Researchers convey the effectiveness of using social media influencers to advocate social distancing guidelines among adolescents

A research group at the University of Cambridge turned to online mass media in hopes of identifying if its influence could alter risk-taking attitudes.

3 min read

A substantial number of adolescents are not abiding by the social distancing guidelines put forth by health experts during the COVID-19 outbreak. And because of that, a research group at the University of Cambridge turned to online mass media in hopes of identifying if its influence could alter risk-taking attitudes.

In a recent study, published in the peer-reviewed journal Trends in Cognitive Sciences, researchers at Cambridge focused on studying the difficulty of young people adhering to the measures implemented by health officials.

Adolescents usually align with behavior associated with peers and may be prone to particularly negative effects when restricted from social interaction.

“Adolescents look to their peers to understand social norms, and align their behaviour with the group they want to belong to. The speed and extent of peer influence online is likely to amplified, because social media has such a wide and immediate reach,” said Sarah-Jayne Blakemore, the study’s lead author.

Whether it be immoral or compassionate behavior, young people are more likely to be swayed to act in either form based on their observation of others.

According to researchers, influencers on social networking sites, commonly referred to as social media influencers, could serve as motivational figures in helping to implement social distancing measures.

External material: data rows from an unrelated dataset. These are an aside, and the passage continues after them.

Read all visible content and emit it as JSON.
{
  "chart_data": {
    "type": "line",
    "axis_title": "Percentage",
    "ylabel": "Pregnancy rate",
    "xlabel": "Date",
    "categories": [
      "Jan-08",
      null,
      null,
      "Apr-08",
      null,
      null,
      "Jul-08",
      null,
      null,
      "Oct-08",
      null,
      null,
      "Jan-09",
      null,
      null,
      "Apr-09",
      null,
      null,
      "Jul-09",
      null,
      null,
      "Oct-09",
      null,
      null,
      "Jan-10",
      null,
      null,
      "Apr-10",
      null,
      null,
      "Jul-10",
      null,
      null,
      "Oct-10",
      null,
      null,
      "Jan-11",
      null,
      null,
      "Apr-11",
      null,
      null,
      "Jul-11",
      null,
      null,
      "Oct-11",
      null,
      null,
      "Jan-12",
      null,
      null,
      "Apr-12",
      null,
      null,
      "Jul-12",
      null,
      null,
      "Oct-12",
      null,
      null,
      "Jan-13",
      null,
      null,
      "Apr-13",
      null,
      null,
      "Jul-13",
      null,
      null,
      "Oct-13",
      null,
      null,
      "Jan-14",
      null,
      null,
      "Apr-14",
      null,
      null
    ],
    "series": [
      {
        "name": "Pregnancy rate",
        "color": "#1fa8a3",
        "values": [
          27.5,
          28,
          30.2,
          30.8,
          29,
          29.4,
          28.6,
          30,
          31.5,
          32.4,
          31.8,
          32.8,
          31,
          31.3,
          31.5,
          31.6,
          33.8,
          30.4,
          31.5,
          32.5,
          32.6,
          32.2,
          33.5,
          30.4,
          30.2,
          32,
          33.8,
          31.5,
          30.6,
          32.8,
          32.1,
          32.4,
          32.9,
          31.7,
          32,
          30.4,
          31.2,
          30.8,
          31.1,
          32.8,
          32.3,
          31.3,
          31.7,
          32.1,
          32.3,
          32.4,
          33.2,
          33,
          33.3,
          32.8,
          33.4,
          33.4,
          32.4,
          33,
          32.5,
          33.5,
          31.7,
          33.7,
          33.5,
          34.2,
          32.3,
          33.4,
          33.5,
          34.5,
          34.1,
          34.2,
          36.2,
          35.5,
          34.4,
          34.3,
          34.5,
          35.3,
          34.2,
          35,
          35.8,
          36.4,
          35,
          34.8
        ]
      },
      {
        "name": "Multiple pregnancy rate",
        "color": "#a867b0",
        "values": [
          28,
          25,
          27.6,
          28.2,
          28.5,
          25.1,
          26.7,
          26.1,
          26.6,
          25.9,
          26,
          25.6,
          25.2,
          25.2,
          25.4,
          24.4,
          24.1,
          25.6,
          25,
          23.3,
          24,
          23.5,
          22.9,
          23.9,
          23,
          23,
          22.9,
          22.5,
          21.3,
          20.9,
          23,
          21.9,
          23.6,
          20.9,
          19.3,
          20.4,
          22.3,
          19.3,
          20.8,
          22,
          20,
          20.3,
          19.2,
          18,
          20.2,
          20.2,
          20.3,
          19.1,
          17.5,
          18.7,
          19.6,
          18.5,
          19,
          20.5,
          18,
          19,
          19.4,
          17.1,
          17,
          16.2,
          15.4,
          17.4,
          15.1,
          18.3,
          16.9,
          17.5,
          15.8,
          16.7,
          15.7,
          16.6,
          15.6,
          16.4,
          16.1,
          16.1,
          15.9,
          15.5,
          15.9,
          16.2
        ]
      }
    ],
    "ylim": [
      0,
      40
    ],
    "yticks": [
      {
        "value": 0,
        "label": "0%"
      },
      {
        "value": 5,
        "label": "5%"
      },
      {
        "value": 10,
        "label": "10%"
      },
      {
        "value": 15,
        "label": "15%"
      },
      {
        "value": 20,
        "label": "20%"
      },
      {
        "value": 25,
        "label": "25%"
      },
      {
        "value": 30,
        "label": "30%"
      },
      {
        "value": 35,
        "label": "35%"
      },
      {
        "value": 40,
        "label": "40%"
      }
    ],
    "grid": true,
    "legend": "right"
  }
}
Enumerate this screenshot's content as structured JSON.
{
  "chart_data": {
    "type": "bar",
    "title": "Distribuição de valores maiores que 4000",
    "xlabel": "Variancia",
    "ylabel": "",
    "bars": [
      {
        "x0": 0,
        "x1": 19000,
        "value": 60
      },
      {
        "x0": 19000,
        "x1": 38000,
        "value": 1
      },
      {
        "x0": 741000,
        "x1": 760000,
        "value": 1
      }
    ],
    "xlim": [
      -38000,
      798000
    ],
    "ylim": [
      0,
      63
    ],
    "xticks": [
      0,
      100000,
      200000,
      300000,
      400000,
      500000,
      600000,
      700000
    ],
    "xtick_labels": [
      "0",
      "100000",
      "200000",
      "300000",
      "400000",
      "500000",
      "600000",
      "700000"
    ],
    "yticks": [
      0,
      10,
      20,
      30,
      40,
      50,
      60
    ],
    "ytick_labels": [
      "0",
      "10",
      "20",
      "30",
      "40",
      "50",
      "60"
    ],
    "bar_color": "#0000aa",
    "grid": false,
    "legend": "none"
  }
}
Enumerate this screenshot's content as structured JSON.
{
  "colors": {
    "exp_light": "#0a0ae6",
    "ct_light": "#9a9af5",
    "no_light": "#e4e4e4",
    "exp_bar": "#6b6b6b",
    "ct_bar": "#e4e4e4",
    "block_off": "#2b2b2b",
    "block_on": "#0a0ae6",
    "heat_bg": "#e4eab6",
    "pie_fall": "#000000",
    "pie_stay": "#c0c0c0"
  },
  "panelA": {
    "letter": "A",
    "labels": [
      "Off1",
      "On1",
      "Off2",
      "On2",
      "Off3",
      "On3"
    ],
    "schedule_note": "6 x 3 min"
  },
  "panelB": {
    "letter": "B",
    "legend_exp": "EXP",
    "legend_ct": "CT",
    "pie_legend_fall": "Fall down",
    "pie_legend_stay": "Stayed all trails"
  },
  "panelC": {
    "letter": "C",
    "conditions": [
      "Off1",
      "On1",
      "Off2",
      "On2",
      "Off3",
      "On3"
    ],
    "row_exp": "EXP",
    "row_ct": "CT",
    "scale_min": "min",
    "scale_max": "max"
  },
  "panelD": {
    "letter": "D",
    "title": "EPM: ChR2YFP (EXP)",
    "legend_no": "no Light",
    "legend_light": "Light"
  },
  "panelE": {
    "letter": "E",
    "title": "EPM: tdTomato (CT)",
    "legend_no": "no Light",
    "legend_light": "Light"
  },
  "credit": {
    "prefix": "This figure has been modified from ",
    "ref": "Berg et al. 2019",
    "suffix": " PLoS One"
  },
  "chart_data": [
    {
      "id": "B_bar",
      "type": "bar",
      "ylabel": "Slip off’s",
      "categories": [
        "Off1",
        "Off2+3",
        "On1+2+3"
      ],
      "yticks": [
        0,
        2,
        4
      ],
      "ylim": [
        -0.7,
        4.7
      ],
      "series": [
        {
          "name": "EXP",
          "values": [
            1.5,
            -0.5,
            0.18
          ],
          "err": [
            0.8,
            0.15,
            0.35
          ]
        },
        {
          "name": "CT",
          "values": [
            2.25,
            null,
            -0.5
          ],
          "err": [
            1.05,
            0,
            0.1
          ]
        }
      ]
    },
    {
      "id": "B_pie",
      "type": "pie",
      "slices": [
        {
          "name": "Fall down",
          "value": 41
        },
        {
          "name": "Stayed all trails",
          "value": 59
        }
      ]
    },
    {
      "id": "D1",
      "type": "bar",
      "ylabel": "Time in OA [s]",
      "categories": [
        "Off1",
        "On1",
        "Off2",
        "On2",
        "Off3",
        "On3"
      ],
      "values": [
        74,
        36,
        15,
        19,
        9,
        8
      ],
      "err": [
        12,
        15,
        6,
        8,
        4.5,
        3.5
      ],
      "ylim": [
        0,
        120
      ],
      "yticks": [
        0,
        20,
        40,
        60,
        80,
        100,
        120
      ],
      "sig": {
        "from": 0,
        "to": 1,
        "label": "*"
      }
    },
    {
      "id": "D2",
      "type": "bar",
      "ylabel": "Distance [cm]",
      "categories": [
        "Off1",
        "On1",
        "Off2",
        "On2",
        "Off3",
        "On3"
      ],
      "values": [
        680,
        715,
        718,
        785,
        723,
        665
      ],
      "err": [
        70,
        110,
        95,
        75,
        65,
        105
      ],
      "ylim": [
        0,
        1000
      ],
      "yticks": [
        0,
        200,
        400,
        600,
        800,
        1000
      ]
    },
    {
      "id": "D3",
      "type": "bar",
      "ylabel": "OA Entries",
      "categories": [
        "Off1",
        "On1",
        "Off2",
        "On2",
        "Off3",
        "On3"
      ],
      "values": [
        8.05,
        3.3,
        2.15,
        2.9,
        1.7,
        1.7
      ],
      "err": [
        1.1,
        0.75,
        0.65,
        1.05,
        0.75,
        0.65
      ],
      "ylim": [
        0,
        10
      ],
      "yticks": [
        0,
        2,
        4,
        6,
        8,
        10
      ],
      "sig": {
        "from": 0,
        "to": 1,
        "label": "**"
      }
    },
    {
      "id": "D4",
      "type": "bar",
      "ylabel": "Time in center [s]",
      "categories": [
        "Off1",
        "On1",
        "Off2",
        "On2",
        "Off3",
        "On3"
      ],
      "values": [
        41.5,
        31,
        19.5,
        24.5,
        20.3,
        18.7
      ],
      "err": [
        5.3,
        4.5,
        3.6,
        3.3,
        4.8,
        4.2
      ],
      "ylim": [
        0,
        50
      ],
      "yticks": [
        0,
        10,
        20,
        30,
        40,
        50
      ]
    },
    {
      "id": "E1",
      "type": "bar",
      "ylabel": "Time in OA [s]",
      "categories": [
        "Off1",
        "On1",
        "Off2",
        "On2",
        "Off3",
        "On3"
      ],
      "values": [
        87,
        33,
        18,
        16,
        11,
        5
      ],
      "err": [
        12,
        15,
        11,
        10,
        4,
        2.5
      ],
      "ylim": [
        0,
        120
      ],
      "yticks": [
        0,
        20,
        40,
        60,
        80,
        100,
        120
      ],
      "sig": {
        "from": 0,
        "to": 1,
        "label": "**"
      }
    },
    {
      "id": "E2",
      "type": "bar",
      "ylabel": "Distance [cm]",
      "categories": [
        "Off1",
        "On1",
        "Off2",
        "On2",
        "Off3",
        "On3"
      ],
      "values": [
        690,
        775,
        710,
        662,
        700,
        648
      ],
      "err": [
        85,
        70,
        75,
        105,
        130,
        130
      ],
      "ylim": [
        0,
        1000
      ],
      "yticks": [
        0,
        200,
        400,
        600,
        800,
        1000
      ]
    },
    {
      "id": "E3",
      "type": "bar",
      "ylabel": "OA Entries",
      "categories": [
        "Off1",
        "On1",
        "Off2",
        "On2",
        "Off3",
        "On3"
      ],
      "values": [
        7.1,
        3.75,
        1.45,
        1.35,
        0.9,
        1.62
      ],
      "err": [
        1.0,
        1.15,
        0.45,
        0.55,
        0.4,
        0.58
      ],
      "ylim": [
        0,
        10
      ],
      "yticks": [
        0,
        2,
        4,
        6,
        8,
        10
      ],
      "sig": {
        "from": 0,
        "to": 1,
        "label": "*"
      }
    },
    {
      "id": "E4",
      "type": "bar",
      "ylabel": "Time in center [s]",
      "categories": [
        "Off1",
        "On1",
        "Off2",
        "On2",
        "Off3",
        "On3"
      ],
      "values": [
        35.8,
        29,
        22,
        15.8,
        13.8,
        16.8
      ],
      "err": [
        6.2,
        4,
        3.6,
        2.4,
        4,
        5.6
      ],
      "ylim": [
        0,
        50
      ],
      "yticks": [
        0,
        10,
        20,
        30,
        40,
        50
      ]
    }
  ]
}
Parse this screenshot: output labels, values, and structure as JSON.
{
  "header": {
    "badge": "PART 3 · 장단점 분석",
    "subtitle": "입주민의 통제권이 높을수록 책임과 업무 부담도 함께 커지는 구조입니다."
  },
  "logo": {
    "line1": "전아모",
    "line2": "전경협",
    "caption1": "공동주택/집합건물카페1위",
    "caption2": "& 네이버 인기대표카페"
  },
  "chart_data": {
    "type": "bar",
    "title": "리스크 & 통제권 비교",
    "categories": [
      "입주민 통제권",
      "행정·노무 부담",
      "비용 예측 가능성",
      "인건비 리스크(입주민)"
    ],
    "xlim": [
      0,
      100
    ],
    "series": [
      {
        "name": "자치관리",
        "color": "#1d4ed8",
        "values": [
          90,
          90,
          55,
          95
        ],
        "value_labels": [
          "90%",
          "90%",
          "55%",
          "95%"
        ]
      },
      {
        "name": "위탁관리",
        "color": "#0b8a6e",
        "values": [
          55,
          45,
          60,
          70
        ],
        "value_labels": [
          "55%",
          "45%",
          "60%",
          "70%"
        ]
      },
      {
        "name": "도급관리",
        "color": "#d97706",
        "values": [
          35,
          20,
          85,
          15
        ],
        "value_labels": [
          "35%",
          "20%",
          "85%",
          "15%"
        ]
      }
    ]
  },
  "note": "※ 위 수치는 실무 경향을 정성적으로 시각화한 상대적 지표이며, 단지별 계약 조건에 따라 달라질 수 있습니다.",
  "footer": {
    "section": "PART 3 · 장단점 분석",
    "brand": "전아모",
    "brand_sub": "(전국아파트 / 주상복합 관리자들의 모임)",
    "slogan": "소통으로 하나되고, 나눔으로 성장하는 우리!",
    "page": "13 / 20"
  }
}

On the video-sharing platform YouTube, many content makers have already uploaded public health advice for all sorts of audiences, including adolescents. And researchers say, this content could be very effectual in persuading the onset of risk-taking attitudes.

“The advantage of social media influencers is that the motivation for social distancing comes naturally from the young people themselves. Influencers could post videos or photos online, for example, showing how they are following social distancing rules by staying at home, and add tags to increase their visibility through sharing and Likes,” Blakemore explains.

“Many YouTubers are already doing this. It’s really just presenting public health advice in a more accessible way that adolescents are more likely to listen to.”

Overall, the new paper provides strong reassurance as to the effectiveness of social media influencers in making sure all adolescents are adhering to the strict guidelines by health officials in the wake of the recent coronavirus outbreak.